Tuesday, October 26, 2010

Preservation Tips for Letters

Samantha Sheesley, Conservator at the Conservation
Center for Art and Historic Artifacts, with one of the
June and Art love letters.

We began working with the June and Art letters when my mother (June) asked my wife to organize her half of the correspondence.  This was in early 2004, less than a year before my mother died.  My wife put the letters into plastic sleeves and then into a binder.

After my father died in 2009, my sister and I discovered his half of the correspondence.  I took the letters back with me to New Jersey where I combined them with my mother’s letters, organized them chronologically, sleeved everything in plastic, and packed them into three binders.  In addition, I transcribed them into the computer (Microsoft Word) for digital preservation of the contents.

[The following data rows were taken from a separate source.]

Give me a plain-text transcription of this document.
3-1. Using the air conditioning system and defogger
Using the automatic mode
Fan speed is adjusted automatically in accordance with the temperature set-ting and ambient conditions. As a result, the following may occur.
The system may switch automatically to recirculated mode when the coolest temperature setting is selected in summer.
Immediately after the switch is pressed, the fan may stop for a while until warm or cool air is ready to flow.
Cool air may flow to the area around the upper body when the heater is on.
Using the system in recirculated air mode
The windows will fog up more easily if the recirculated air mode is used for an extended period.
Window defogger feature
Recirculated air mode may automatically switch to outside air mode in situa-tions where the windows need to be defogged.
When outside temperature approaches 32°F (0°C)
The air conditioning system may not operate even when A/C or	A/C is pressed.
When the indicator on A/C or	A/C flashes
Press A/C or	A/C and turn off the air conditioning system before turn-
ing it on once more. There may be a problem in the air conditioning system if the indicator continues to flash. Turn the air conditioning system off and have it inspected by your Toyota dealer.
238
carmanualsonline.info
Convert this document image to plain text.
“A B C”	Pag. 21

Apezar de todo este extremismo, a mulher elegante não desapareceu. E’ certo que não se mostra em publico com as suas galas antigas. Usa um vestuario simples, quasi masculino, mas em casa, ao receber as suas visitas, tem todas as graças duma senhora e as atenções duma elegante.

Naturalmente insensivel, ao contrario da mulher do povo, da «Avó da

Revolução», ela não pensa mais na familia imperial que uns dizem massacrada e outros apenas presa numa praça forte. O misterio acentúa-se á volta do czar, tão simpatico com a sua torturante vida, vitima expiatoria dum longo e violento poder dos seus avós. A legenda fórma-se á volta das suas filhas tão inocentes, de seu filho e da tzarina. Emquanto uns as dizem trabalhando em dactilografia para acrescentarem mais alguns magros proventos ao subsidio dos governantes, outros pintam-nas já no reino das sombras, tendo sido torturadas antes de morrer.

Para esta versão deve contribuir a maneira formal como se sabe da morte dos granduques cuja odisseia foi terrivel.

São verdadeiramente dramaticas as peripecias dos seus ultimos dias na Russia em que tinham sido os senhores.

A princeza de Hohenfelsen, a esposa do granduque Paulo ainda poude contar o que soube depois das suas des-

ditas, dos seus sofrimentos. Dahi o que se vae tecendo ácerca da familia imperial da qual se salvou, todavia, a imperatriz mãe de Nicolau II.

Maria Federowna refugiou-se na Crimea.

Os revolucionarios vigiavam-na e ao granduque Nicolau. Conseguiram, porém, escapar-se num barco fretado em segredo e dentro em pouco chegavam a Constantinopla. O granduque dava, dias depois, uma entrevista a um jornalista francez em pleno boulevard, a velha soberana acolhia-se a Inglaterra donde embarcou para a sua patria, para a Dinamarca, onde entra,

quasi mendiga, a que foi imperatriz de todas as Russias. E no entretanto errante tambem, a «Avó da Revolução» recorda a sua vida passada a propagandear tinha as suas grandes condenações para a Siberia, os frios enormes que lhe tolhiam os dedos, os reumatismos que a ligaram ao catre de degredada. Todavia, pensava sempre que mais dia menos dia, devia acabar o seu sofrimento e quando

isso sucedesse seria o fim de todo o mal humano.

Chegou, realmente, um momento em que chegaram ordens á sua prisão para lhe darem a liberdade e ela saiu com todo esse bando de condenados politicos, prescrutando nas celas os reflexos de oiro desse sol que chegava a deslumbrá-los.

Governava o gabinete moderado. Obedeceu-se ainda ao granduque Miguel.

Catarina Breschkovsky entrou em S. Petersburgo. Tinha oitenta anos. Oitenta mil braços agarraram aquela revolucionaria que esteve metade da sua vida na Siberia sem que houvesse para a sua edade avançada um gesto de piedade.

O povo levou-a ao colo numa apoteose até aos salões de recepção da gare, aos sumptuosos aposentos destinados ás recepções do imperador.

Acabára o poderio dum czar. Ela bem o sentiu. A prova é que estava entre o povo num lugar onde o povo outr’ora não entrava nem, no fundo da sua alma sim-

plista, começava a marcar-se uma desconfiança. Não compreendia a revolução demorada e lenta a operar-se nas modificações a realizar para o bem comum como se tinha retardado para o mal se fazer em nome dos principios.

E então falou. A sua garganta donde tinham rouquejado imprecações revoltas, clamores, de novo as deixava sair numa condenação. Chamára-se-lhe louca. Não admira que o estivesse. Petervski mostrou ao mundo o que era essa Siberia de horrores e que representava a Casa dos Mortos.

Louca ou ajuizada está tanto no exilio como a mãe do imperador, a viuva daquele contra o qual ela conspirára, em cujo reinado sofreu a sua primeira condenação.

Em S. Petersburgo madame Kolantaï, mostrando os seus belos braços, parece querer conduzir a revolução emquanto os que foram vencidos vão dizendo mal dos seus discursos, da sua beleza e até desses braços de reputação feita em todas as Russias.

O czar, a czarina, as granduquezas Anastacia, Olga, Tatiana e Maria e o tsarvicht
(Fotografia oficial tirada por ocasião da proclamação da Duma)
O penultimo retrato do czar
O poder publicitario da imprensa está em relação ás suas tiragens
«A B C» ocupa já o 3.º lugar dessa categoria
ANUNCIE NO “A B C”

Last week, I asked Samantha Sheesley, Conservator at the Conservation Center for Art and Historic Artifacts, if we had handled the letters appropriately so far.  Her response can be summed up as:  Pretty good, but with room for improvement.

Sam recommended –
Letters in need of flattening.

Flattening the pages before putting them in the sleeves.  They flatten paper professionally at the Center but even amateur flattening is better than none if the letters can be opened and flattened safely.  My wife and I had unfolded the letters but hadn't attempted to flatten them.  Sam said that carefully placing the letter between acid free papers on a smooth flat surface under a heavy weight (like a phone book) for a day or two would help.

One leaf per sleeve, add identifying
information to white edge with
a sharpie.
Restricting myself to one item per sleeve.  I had grouped all pages from each letter, plus the envelope, into a single sleeve.  Sam strongly recommended only one sheet per sleeve, including a sleeve just for the envelope.  That’s a lot of sleeves, I protested, but Sam insisted it’s for the best.  When I argued that I wanted to keep each letter together for organizational reasons, she said to write the identifying information along the white edge of each sleeve with a sharpie.

Using a three-ring binder/storage box.  My binders were standard school issue, with the paper edges exposed to light.  According to Sam, the best storage for these papers would combine a three-ring-binder photo album structure with a clamshell storage box that keeps out light and dust.  The archival supply company Gaylord offers several possibilities.  This is a nice one:  Preservation Box.